The upshot, according to Franklin, was that 30 percent of the taxes would come from tourists and out-of-towners.
But some of that 30 percent burden is shifting back to Atlanta's poorer residents. Hotels and car dealerships likely will be exempted from the 1 percent sales tax increase, according to lawmakers and sources close to City Hall.
A spokeswoman for Franklin says it's premature for the mayor to comment on exemptions to the tax increase at this time. Everyone else Creative Loafing contacted for this story said it was inevitable that hotels and car dealerships would be exempted.
And Johnson, R-Savannah, who's sponsoring the legislation for the tax increase, says his bill will be modeled after a similar bill that included the two exemptions.
The exemptions don't sit well with lawmakers whose constituents won't be staying at the Hilton or buying a new car anytime soon.
"If you've got working families paying the price, then they [hotels and car dealers] are going to have to pay the price," says state Sen. Vincent Fort, D-Atlanta. "It's greedy trying to sock it to the needy."

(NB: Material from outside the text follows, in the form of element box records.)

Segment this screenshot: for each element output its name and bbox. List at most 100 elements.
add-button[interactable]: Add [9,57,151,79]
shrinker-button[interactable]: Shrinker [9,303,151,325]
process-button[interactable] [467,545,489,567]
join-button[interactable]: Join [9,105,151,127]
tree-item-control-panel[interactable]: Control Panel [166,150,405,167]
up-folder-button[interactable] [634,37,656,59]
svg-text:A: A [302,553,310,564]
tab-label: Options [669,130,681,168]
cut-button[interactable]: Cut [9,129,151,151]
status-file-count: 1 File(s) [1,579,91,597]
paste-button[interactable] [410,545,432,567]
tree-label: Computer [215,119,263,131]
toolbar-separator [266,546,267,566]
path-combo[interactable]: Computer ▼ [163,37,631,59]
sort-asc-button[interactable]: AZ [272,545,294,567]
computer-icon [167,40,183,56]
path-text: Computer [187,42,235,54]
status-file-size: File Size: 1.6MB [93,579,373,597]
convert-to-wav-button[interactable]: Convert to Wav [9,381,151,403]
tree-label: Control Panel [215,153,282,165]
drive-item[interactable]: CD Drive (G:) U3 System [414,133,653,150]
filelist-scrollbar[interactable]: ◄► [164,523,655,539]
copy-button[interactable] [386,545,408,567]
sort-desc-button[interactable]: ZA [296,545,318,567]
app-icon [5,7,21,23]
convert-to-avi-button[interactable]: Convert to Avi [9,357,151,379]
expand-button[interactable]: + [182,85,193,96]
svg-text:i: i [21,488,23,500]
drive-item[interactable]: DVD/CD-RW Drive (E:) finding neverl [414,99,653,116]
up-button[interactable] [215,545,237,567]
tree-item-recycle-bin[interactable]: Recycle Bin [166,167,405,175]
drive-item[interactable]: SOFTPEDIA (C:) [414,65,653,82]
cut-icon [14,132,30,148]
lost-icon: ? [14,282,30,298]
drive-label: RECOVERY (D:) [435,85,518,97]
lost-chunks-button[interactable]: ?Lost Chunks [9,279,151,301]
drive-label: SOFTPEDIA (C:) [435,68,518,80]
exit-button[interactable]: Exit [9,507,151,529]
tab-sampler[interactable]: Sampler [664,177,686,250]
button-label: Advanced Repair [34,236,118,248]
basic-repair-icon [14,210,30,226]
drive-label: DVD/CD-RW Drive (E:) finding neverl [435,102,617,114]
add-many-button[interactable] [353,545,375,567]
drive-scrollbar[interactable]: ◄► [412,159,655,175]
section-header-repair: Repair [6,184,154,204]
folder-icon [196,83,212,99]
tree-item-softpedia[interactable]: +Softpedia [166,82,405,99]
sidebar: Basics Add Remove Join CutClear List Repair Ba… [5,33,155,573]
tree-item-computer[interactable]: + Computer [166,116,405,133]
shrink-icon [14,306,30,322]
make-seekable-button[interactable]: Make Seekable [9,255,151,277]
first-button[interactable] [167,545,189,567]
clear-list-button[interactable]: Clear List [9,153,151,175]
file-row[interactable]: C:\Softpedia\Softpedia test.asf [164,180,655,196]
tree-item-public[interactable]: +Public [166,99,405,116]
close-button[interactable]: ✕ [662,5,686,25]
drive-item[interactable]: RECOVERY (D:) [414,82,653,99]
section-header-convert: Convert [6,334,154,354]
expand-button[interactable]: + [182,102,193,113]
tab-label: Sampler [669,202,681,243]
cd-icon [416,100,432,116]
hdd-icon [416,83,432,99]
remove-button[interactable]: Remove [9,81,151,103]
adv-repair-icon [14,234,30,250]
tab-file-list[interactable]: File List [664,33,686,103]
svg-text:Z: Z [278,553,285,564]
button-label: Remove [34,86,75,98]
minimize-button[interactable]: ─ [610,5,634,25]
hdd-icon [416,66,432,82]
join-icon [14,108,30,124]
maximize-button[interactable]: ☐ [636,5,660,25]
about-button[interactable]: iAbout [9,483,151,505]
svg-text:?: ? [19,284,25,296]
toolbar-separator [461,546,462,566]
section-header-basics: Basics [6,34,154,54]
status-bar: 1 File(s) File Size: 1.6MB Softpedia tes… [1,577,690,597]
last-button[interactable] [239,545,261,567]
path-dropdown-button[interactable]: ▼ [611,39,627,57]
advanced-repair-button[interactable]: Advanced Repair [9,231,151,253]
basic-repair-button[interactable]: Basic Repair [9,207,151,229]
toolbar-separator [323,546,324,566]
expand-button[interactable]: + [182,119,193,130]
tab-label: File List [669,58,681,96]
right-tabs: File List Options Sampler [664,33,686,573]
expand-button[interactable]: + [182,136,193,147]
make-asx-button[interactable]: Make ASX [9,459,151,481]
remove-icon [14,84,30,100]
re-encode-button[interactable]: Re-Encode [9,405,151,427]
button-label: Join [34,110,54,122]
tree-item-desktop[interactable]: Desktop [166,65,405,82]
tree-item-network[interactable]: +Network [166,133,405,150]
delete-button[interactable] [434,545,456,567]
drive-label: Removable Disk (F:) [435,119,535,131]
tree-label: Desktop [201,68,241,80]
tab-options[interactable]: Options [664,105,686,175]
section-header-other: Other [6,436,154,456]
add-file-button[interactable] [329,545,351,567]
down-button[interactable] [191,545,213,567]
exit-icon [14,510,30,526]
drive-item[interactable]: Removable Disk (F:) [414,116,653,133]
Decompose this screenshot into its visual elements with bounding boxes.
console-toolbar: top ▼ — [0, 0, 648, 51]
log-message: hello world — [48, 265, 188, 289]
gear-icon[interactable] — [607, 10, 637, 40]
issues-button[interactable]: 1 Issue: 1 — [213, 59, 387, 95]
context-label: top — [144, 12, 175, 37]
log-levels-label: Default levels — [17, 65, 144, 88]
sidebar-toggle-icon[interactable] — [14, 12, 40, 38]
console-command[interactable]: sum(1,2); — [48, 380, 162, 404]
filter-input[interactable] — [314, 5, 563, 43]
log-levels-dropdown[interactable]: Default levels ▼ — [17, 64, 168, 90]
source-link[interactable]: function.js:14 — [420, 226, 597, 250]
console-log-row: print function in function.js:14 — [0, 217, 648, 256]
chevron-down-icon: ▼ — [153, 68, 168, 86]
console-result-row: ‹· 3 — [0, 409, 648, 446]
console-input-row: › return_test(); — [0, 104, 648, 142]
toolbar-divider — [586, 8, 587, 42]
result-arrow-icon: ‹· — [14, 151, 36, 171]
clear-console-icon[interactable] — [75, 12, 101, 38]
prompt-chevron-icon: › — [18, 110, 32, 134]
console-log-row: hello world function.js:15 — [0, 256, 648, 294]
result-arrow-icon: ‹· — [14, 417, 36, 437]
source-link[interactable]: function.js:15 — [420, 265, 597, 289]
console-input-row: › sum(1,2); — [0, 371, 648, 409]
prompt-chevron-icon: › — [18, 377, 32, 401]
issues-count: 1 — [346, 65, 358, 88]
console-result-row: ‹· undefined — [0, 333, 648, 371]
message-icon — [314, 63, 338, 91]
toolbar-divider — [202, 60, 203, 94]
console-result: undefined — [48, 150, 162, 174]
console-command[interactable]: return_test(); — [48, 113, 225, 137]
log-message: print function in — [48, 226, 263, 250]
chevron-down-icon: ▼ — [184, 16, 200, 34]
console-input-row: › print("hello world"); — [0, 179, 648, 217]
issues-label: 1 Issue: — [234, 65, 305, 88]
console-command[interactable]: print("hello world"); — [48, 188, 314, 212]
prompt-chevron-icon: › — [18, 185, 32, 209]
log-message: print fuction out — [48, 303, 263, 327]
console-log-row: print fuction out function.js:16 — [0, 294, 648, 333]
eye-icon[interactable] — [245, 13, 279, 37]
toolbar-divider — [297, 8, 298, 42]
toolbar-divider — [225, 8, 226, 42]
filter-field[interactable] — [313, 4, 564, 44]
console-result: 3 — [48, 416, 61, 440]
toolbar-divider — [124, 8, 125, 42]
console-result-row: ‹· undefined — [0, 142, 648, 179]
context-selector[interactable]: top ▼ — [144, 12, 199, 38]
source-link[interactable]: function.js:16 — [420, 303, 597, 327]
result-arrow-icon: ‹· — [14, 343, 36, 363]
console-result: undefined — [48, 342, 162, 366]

City Councilman Derrick Boazman, who represents south Atlanta, says, "I would oppose any exemption at all. What it says is big business is treated one way, and the average citizens are treated another way, and I think that's wrong. This [sewer] problem is so large that no one industry or individual created it, and we all must bear the brunt equally."
Car dealerships want the exemption so shoppers won't drive an additional few miles to buy a new car outside city limits and save hundreds of dollars on their purchase.
Hoteliers want an exemption for an even better reason. They believe that even a 1 percent increase will make Atlanta less competitive in the cutthroat world of recruiting conventions.
"When you do have taxes greater than other cities, it becomes a tool that competitors use against you," says Bill Howard, vice president of marketing for the Atlanta Convention and Visitors Bureau. "And the people who move 50,000 people to meetings are very, very aware of costs and taxes."
Plus, Howard says, it's not like the hotel industry is a drain to Atlanta's economy.
His latest numbers show that 17.3 million people visit Atlanta each year, and they spend $9 billion. In Fulton County alone, that generated $373 million in local and state taxes.
"So in many ways, visitors are making a significant contribution just from the taxes they generate, and if you add on top of that a significant increase in sewer rates, it just makes it a lot harder for our industry to survive," Howard says. "We would probably make every effort to make sure visitor taxes are excluded from [the sales tax increase] so it did not impact our competitive posture."
So it goes -- yet another impasse in the ongoing struggle to finance a major overhaul of Atlanta's crumbling, polluting sewer system.
City Council President Cathy Woolard says of the exemptions, "I don't care much one way or another. Beggars can't be choosers."